India’s prime minister has made his first comments about the killing of at least 20 soldiers in a clash with Chinese troops in a disputed Himalayan border area.
In a televised address about Monday’s violence, Narendra Modi warned the deaths “will not be in vain”.
Soldiers reportedly brawled with sticks, bats and bamboo sticks studded with nails in the Ladakh region. Both sides insist no shots were fired, as part of a longstanding pact. India’s army said China also suffered casualties but Beijing has given no details.
The Indian statement notes that injured soldiers were “exposed to sub-zero temperatures in the high altitude terrain”.
It is the first deadly clash between the two sides in the border area, in the disputed Kashmir region, in at least 45 years. India said China had tried to “unilaterally change the status quo”. Beijing accused Indian troops of “attacking Chinese personnel”. The two armies later held talks to try to defuse tensions.
The fighting occurred in the precipitous, rocky terrain of the strategically important Galwan Valley, which lies between China’s Tibet and India’s Ladakh.
Indian media say soldiers engaged in direct hand-to-hand combat, with some “beaten to death”. During the fight, one newspaper reported, others fell or were pushed into a river. The Indian army initially said a colonel and two soldiers had died.

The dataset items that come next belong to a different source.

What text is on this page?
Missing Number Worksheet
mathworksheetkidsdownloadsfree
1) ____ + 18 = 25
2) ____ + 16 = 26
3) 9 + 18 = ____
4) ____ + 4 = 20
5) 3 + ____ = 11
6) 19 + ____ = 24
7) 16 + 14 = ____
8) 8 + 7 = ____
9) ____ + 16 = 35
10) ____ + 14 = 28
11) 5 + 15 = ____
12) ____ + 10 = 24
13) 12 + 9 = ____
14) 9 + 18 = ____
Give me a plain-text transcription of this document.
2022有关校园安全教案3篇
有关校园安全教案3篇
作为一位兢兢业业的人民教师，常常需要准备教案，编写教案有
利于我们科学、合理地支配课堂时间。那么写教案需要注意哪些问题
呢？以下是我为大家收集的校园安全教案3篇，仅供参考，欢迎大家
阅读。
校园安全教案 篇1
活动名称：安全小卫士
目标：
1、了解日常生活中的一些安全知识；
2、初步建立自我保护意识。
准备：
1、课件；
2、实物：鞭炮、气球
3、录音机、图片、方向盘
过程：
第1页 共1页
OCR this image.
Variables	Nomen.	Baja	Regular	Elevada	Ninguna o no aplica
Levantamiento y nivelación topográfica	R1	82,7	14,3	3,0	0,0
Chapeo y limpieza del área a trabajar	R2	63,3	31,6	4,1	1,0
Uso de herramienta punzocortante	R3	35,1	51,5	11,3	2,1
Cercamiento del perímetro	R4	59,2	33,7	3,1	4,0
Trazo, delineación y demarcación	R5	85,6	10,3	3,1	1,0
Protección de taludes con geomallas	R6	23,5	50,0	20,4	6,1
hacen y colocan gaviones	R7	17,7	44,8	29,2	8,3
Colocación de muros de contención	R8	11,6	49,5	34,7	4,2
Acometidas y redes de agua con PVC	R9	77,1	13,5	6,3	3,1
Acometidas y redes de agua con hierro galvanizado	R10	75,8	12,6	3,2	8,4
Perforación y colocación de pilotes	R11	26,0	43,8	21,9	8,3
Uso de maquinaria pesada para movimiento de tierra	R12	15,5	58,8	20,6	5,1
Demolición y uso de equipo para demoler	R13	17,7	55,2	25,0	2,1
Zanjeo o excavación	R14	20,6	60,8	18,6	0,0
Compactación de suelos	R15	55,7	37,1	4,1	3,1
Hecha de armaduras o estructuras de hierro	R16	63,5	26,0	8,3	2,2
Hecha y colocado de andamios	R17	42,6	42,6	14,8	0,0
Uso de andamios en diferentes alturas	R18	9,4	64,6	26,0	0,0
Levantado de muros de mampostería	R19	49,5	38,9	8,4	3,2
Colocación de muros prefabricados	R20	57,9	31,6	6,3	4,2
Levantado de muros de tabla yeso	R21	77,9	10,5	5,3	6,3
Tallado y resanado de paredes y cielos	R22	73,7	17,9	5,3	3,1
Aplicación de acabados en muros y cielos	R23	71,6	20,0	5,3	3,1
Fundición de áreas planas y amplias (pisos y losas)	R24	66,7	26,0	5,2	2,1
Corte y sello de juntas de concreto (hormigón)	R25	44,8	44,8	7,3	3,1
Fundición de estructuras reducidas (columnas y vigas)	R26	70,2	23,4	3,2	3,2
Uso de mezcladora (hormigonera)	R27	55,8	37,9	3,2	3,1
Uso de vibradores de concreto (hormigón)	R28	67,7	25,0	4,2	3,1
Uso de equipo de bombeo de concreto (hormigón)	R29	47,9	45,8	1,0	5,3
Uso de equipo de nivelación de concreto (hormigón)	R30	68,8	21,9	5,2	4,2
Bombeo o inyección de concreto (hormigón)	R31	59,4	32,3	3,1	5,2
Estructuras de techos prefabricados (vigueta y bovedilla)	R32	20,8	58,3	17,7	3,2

It later said that “17 Indian troops who were critically injured in the line of duty” and died from their injuries, taking the “total that were killed in action to 20”. The clash has provoked protests in India, with people burning Chinese flags.
Addressing the issue on Wednesday, Prime Minister Modi said: “India wants peace but when provoked, India is capable of giving a fitting reply, be it any kind of situation. He said he wanted to “assure the nation” the loss of the soldiers would “not be in vain”. “For us, the unity and sovereignty of the country is the most important,” he added.
China did not confirm the number of casualties, but accused India of crossing the border onto the Chinese side. China’s foreign ministry said on Wednesday it wanted to avoid further clashes and reiterated that it was not to blame.
This is not the first time the two nuclear-armed neighbours have fought without conventional firearms on the border. India and China have a history of face-offs and overlapping territorial claims along the more than 3,440km (2,100 mile), poorly drawn Line of Actual Control (LAC) separating the two sides. The LAC is poorly demarcated. The presence of rivers, lakes and snowcaps means the line can shift. The soldiers either side – representing two of the world’s largest armies – come face-to-face at many points.
Border patrols have often bumped into each other, resulting in occasional scuffles.
The last firing on the border happened in 1975 when four Indian soldiers were killed in a remote pass in the north-eastern state of Arunachal Pradesh. The clash was variously described by former diplomats as an ambush and an accident. But no bullets have been fired since.
At the root of this is a 1996 bilateral agreement that says “neither side shall open fire… conduct blast operations or hunt with guns or explosives within two kilometres of the Line of Actual Control”. But there have been tense confrontations along the border in recent weeks. In May Indian and Chinese soldiers exchanged physical blows on the border in the north-eastern Indian state of Sikkim.
India has accused China of sending thousands of troops into Ladakh’s Galwan Valley and says China occupies 38,000 sq km (14,700 sq miles) of its territory. Several rounds of talks in the last three decades have failed to resolve the boundary disputes. The two countries have fought only one war so far, in 1962, when India suffered a humiliating defeat.
There are several reasons why tensions are rising again now – but competing strategic goals lie at the root. The two countries have devoted extensive money and manpower to building roads, bridges, rail links and air fields along the disputed border. Both India and China see each other’s construction efforts as calculated moves to gain a tactical advantage, and tensions often flare up when either announces a major project.
Following the latest clash between China and India, the United Nations urged both sides “to exercise maximum restraint”. “We take positive note of reports that the two countries have engaged to de-escalate the situation,” UN associate spokesperson Eri Kaneko said.
India also disputes part of Kashmir – an ethnically diverse Himalayan region covering about 140,000 sq km – with Pakistan.